One thing that we do not need a referendum to decide is the quality of the cast and the overall production of “A Rise in the Market”.
Tightly directed and acted with brio by the most professional amateur company in Northern Europe this was as much a treat for the senses as it was torture for the ribs.
The guffaws erupting from the audience told their own story and if we could park the blatant anti European propaganda this was the St. Mary’s Players at their finest in a truly memorable outing that will look good on their next pre-sentencing reports.
One of the real skills of the Players is found backstage and another superb set by Steve Douglas and abetted by John Foxwell and un-named others really added to the class of the occasion. Malcolm Smith efficiently sorted out the son et lumiere and I suspect that the hand of Ben Douglas was to be found somewhere on the lighting tower or at the mixing decks.
Steve Secombe and Geoff Mules shared the MC duties and the DJ to great effect and although I have but a passing brief experience of standing in front of a restive crowd and trying to impart knowledge I recognised a couple of pros when I saw them and if my thoughts of Steve “Slash” Secombe are always viewed through the heavy metal prism of one of his earlier – and profoundly hirsute –parts I was grateful for him abjuring the Metallica gig to be with us in Hanwell on this and so many other occasions.
Despite my limited engagement with the science of tonsorial artistry I am reliably informed that Di Roberts’ skill with the hair spray was equalled only by the craft of her maquillage.The end product certainly looked good and I am sure that Secombe and Pound would offer our gleaming pates as test beds for any syrups that she may have access to.
Sue Cosstick was as charming as ever at Front of House and my wallet seemed to fly magically towards her and to snap back to me in a considerably lightened state.
If I have a criticism, and I seldom do, it was the dreadful sense of dislocation caused by the presence of Linda Smith at the bar.
Manet would surely have leaped to his easel had he witnessed this elegance and I noticed many people making purchases that they did not want merely to engage the pulchritudinous paragon in passing badinage.
As I am not a wine drinker – having tried it once and not taken to the taste – I was even allowed to import a few cans of Export and I thought that it was so very generous of Kim Rumble to only charge me £5 corkage per tin.

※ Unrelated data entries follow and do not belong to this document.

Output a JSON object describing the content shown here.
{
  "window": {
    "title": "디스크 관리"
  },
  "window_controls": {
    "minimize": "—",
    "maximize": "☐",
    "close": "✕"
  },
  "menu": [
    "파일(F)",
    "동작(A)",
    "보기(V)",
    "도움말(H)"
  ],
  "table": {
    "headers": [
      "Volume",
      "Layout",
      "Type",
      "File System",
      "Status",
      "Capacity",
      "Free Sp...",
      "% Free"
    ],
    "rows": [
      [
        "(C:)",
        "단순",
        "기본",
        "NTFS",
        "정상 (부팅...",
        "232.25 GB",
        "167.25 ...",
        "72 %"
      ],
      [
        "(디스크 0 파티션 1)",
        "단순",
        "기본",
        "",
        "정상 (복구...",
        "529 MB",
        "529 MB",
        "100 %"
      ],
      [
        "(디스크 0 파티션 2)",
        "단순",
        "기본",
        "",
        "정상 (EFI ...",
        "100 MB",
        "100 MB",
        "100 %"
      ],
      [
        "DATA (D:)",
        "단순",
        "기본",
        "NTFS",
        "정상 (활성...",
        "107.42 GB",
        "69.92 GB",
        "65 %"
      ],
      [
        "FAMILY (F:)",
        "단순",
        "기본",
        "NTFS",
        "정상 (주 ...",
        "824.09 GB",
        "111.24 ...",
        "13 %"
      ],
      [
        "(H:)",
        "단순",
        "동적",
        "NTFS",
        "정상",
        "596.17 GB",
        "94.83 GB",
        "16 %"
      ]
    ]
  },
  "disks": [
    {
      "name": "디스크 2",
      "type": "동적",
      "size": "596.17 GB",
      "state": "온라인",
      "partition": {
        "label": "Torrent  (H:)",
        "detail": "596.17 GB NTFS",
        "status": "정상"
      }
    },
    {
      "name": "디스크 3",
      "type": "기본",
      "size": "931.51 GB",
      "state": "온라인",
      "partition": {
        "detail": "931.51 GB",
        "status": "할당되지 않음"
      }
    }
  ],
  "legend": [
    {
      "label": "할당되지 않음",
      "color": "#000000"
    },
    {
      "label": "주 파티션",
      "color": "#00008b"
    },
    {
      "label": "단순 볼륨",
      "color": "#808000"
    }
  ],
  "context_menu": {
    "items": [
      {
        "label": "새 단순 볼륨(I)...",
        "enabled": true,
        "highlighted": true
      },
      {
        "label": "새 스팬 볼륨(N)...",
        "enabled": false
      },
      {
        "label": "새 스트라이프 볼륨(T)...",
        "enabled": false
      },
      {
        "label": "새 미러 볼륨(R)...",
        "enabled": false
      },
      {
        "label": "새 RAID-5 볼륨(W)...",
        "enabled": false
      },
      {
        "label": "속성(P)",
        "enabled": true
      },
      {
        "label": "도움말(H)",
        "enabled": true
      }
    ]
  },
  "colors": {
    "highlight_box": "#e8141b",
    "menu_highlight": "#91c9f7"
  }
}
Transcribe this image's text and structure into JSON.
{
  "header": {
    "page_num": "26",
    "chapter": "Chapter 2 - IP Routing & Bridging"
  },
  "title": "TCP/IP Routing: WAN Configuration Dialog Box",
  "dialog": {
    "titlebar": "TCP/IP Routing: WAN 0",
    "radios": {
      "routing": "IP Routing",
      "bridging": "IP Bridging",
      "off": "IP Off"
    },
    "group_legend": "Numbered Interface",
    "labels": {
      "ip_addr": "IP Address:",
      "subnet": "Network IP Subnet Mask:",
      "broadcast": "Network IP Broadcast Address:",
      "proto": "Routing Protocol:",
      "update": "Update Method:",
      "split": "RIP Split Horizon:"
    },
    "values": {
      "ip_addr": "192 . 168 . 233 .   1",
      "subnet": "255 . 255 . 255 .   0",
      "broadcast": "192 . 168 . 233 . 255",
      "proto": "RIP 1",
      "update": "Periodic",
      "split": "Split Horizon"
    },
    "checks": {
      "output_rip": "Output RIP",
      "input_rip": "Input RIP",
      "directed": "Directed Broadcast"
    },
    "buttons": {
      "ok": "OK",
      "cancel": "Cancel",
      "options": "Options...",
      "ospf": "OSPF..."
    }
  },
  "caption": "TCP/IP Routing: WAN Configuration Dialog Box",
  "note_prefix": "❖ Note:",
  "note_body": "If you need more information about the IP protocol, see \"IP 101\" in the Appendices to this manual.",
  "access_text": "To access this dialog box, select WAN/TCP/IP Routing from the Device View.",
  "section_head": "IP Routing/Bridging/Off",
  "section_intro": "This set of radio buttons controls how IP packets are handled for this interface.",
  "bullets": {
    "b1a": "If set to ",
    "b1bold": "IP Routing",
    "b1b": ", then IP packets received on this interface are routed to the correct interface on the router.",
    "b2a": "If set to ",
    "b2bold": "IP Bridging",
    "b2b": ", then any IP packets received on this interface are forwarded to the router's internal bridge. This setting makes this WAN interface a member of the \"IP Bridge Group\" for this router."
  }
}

However even the absence of Linda Smith as the leading lady of the Players could not spoil my evening. Although I was at times distracted by thoughts of what part Linda might have played in this farce my overall impression was of a well acted and very funny piece that may have seemed utterly chaotic on the night but which was, in fact, as taut as a bowstring and just as effective in getting the message across.
A memorable night for a delighted audience and another stunning triumph for the St. Mary’s Players – even if they are so replete with talent that one of their finest is left to languish behind the bar.